You will need to combine a number of techniques. First, your server should be multi-threaded, but you will no longer dedicate threads to connections. Rather, each thread will multiplex many connections. To that end, each thread should maintain an epoll set of file descriptors for which it is responsible. Each thread then executes an event loop. At the head of the loop, it will call epoll_wait(). In the body of the event loop, each ready file descriptor will need to be handled. Handling a file descriptor here means to read() whatever data is available on it. The data read needs to be processed. Since there is no guarantee how much data is available, your processing should be state machine based so that it can remember how far in the processing of the HTTP request it got.

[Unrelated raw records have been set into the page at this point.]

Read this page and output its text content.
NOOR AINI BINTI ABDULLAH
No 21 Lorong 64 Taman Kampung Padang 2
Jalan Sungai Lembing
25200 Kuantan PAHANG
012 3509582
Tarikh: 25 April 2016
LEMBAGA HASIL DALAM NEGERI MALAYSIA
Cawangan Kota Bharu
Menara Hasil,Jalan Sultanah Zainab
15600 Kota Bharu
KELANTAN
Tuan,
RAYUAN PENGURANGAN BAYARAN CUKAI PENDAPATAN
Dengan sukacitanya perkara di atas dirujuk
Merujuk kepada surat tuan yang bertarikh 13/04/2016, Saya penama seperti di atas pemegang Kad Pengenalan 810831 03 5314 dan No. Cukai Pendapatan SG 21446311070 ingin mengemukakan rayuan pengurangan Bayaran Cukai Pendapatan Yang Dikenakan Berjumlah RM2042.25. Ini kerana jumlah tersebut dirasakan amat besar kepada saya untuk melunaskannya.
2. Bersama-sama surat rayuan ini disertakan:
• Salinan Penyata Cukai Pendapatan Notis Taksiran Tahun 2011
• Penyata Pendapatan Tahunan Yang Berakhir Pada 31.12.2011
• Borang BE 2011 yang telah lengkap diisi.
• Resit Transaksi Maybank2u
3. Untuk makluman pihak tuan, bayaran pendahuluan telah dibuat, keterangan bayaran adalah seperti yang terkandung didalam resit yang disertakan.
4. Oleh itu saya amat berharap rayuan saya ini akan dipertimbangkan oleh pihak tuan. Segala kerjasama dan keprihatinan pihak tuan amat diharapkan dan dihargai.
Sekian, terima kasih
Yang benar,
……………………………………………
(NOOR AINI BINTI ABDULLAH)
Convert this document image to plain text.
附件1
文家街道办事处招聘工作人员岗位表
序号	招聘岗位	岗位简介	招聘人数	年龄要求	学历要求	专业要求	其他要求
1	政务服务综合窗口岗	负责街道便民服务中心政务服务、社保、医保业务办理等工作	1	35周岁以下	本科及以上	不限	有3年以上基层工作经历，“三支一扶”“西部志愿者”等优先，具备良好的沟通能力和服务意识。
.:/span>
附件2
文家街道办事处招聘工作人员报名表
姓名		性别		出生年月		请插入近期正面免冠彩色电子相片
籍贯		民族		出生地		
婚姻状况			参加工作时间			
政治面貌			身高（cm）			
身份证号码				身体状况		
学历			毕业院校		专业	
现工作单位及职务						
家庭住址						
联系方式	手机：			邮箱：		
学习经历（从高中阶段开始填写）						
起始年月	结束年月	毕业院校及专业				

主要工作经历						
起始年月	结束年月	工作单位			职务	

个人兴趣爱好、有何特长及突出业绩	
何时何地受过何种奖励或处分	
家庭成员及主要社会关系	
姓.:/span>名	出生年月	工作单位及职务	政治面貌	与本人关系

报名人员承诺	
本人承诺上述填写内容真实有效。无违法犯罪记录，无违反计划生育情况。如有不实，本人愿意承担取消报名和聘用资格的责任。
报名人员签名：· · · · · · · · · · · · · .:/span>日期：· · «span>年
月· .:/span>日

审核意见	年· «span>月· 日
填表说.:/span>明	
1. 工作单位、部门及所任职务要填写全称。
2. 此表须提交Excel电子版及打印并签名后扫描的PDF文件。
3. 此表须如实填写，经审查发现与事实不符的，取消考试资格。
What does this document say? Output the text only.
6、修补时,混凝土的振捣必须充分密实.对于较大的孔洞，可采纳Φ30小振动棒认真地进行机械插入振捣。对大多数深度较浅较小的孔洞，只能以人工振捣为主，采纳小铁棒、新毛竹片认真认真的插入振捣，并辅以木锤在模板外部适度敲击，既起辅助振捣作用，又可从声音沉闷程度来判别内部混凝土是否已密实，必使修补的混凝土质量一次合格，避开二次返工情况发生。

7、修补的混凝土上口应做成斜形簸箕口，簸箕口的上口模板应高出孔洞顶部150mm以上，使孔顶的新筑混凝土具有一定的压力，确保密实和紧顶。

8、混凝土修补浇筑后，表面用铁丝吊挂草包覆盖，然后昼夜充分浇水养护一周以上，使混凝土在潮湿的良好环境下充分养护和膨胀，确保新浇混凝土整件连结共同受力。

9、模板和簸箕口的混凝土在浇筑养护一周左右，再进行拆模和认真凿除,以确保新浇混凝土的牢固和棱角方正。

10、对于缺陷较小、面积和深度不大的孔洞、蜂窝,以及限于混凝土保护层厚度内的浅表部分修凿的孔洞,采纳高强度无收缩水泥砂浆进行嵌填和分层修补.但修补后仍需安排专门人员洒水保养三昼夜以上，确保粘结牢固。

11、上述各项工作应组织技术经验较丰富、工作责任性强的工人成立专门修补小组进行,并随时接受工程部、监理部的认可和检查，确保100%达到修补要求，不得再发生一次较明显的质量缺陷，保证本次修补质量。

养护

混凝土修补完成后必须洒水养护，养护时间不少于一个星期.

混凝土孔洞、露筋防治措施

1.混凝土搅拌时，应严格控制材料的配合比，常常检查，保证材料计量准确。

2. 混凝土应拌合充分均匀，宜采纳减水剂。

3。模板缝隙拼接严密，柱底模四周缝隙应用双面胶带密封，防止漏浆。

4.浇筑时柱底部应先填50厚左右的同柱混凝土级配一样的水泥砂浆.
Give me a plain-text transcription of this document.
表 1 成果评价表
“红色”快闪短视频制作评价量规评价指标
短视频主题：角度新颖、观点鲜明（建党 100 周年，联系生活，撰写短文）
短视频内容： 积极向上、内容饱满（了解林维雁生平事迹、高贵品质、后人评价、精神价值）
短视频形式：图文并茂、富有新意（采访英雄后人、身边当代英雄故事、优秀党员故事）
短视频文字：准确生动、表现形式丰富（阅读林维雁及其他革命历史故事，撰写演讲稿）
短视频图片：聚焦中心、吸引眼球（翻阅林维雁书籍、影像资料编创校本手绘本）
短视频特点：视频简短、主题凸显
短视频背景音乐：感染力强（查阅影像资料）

Once the request is complete, the event handling thread would process it.

You should probably use epoll() in level-triggered mode, which requires that you partition your file descriptors across worker threads so that exactly one worker thread handles all interactions on that file descriptor. It is probably also beneficial to separate your accepting file descriptors (and have a separate thread handle those) to avoid unnecessary latency.

The strategies described so far will probably allow you to create a server that achieves high throughput in our benchmarking, but a real-world event-based server would need to go further. For instance, a real-world server would need to make sure that event threads are never blocked, which will require special handling when a thread is writing back responses to the client (which may block if the TCP pipeline is full). This would need to be handled by placing the socket in non-blocking mode, attempting to write, and then using epoll to continue the write when it is safe to do so. Furthermore, if a thread needed to contact other tiers (a database, for instance), any such processing's progress would need to be modeled using state machines. A real-world server would also require some form of load balancing to ensure that all threads handle roughly an equal number of connections.